You can strengthen the support system until all the spinach in the world has been consumed, but it is difficult to imagine management doing much more than signing Justin Williams and Matt Niskanen as free agents and trading for T.J. Oshie and Kevin Shattenkirk over the past two years to accomplish that objective.

You can pick apart Karl Alzner and Tom Wilson all you want. You can run through the pluses and minuses of another coach or even run through another coach if you think there is a better one out there than Barry Trotz.

But what do you do when your signature player, your franchise player, is never the best player on the ice when it counts the most?

Ovechkin remains one of the most compelling athletes in the NHL. But he will turn 32 before next season starts. His recklessly physical style of play has taken a toll. He is coming off a year in which he took the second-fewest shots of his career. He scored 16 even-strength goals, by far the lowest full-season total of his 12-year career (25 in both 2010-11 and 2011-12), that tied for 67th in the NHL.

And he has four years remaining on a contract that carries a $9,538,462 million cap hit through 2020-21. That makes him tradeable only for a player or combination of players carrying a similar obligation, and only to a team for which Ovechkin would waive his no-move clause.

Could the Kings, under new management after winning one playoff game over the past three years while missing the tournament twice, go for something like that if the rehabbing Marian Gaborik is part of the package that goes the other way? Maybe. But the Kings might prefer to take another run at getting Ilya Kovalchuk from the Devils seven years after finishing second to New Jersey in the prodigal’s free-agent sweepstakes.

The Capitals fans likely would buy into an Ovechkin deal at this point. But there is surely no guarantee that owner Ted Leonsis would be amenable to moving on from the individual who almost singularly transformed the Caps into a power brand in the league and a vibrant product in D.C. and for whom he always demonstrated the utmost support. If Ovechkin is traded, it will be an ownership decision.

Twelve years of Ovechkin. Seven division titles. Four first-seeds without a conference title. Never once more than seven playoff wins in any year to show for it.

The Caps am what they am.

Perhaps as much to the point, so is Crosby.


Seriously, the Penguins surviving the Columbus-Washington Metro Division gauntlet without Kris Letang and 2016 Cup-winning goaltender Matt Murray is representative of as good a coaching job in the playoffs from Mike Sullivan as we’ve seen.

It is safe to say that the separation of Sullivan from John Tortorella, a partnership at the end under which each other’s deficiencies were reinforced by the other, has benefited both men.

And perhaps the best trade deadline decision was Pittsburgh general manager Gentleman Jim Rutherford not engaging in talks to deal Marc-Andre Fleury.


If the Chicago-Los Angeles Western power axis shifts to Edmonton-Nashville, as seems quite possible, what exactly does that mean on a national scale to and for an NHL that has a soft spot for its small markets, but thrives when big-market powers dominate?


Ben Bishop for six years?

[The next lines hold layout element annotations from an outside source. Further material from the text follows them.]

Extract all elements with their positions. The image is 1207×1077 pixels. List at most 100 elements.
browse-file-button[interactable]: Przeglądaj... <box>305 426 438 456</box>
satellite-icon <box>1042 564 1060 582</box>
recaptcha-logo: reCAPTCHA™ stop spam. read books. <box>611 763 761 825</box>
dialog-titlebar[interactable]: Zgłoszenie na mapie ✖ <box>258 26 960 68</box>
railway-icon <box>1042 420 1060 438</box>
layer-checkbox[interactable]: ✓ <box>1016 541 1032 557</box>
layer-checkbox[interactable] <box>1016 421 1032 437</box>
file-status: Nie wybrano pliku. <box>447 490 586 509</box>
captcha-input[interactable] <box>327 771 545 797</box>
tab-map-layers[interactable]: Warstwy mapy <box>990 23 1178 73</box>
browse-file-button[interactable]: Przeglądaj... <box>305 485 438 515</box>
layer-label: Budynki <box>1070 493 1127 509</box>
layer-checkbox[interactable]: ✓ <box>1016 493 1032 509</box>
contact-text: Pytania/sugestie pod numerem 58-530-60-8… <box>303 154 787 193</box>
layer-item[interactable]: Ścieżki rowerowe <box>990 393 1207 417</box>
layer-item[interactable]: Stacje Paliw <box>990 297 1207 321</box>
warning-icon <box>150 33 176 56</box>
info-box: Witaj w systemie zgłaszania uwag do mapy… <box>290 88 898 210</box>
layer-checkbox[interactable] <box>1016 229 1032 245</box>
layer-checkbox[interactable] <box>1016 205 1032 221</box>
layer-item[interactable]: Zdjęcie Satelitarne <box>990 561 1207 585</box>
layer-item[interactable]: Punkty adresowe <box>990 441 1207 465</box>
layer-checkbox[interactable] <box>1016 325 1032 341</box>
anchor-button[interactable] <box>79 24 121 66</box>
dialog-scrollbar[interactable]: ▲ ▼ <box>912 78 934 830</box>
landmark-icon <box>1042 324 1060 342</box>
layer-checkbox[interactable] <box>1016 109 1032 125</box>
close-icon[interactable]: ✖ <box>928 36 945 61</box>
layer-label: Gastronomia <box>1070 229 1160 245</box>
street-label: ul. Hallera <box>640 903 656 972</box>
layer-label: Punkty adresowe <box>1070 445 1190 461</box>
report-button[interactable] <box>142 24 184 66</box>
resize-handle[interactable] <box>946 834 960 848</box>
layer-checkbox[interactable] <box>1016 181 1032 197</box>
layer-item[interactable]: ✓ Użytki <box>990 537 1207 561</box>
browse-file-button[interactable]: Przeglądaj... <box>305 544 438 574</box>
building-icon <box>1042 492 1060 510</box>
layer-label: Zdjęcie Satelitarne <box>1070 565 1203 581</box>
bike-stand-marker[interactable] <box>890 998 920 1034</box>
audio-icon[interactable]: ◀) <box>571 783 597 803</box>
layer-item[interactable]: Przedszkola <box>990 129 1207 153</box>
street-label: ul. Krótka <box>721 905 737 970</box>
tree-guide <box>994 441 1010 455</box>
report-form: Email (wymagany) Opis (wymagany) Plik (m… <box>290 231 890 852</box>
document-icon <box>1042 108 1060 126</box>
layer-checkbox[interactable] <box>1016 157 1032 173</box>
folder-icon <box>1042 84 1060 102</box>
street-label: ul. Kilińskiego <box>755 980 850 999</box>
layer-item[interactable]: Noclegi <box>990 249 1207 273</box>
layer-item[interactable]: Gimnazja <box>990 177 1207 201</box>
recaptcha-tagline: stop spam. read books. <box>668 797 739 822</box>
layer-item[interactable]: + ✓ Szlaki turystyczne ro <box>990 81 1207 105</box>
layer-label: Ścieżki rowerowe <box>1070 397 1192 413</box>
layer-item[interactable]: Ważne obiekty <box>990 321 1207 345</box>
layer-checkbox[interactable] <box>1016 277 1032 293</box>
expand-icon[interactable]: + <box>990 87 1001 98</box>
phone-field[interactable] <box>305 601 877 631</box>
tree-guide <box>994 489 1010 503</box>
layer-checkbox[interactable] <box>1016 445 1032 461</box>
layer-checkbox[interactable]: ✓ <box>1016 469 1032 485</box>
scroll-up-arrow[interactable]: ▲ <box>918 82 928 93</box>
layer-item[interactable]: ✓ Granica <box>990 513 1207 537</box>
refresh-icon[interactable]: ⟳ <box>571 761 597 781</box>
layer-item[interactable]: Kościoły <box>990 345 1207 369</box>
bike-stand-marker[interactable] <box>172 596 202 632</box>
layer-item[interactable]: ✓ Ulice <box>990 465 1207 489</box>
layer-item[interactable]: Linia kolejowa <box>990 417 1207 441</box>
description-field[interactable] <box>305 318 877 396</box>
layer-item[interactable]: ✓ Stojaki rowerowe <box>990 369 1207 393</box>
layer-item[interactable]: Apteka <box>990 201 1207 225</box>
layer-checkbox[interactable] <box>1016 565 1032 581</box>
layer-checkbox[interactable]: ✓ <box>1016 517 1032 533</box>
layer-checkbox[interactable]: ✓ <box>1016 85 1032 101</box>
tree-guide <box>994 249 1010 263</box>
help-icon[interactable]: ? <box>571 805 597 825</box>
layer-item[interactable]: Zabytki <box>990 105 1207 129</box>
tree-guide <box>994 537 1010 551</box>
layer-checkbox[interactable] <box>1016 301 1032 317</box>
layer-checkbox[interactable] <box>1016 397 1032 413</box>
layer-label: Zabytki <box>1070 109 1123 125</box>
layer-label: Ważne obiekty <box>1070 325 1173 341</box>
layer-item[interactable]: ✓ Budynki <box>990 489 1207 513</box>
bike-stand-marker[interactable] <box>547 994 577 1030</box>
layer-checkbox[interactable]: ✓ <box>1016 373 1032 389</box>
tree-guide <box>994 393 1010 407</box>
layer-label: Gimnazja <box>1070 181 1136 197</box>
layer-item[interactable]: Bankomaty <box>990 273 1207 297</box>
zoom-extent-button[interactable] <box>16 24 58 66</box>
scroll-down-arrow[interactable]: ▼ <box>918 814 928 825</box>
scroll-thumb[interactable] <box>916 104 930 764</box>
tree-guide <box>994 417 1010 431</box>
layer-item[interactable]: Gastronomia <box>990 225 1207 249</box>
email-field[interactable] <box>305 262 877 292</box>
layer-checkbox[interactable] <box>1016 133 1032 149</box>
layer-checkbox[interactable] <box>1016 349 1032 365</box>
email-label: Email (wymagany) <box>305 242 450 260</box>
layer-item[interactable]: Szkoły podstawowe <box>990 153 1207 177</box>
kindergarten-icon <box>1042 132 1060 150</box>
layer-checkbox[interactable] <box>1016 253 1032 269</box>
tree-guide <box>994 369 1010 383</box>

Good luck to Dallas on that.


see also

The Winter Classic will be played at Citi Field


Enter a new contestant into the running for worst timing…

The 2018 Winter Classic between the Rangers and Sabres at Citi Field is the most vanilla and least enticing in terms of the matchup and site since the event was hatched as an annual event in 2008.

I love the outdoor-game concept (and Citi has a nice, enclosed press box), but Rangers-Sabres on the national stage? Why? Who cares?

Well, the commissioner does.

Rangers-Sabres in Queens is representative of Gary Bettman’s operation in which the commissioner is able to marshal support from the Board of Governors for even his worst ideas — e.g., the playoff format and the offside coach’s challenge — through use of political patronage.

This game is partially a thank you to the Wilpons for their participation in the effort to land the Islanders a new arena and partially another thank you to Terry Pegula for rescuing the Sabres from Tom Golisano’s ownership. Plus, Buffalo is always a great television market for the league, so there is that.

But it sure isn’t the grand-scale event that was once imagined by the league.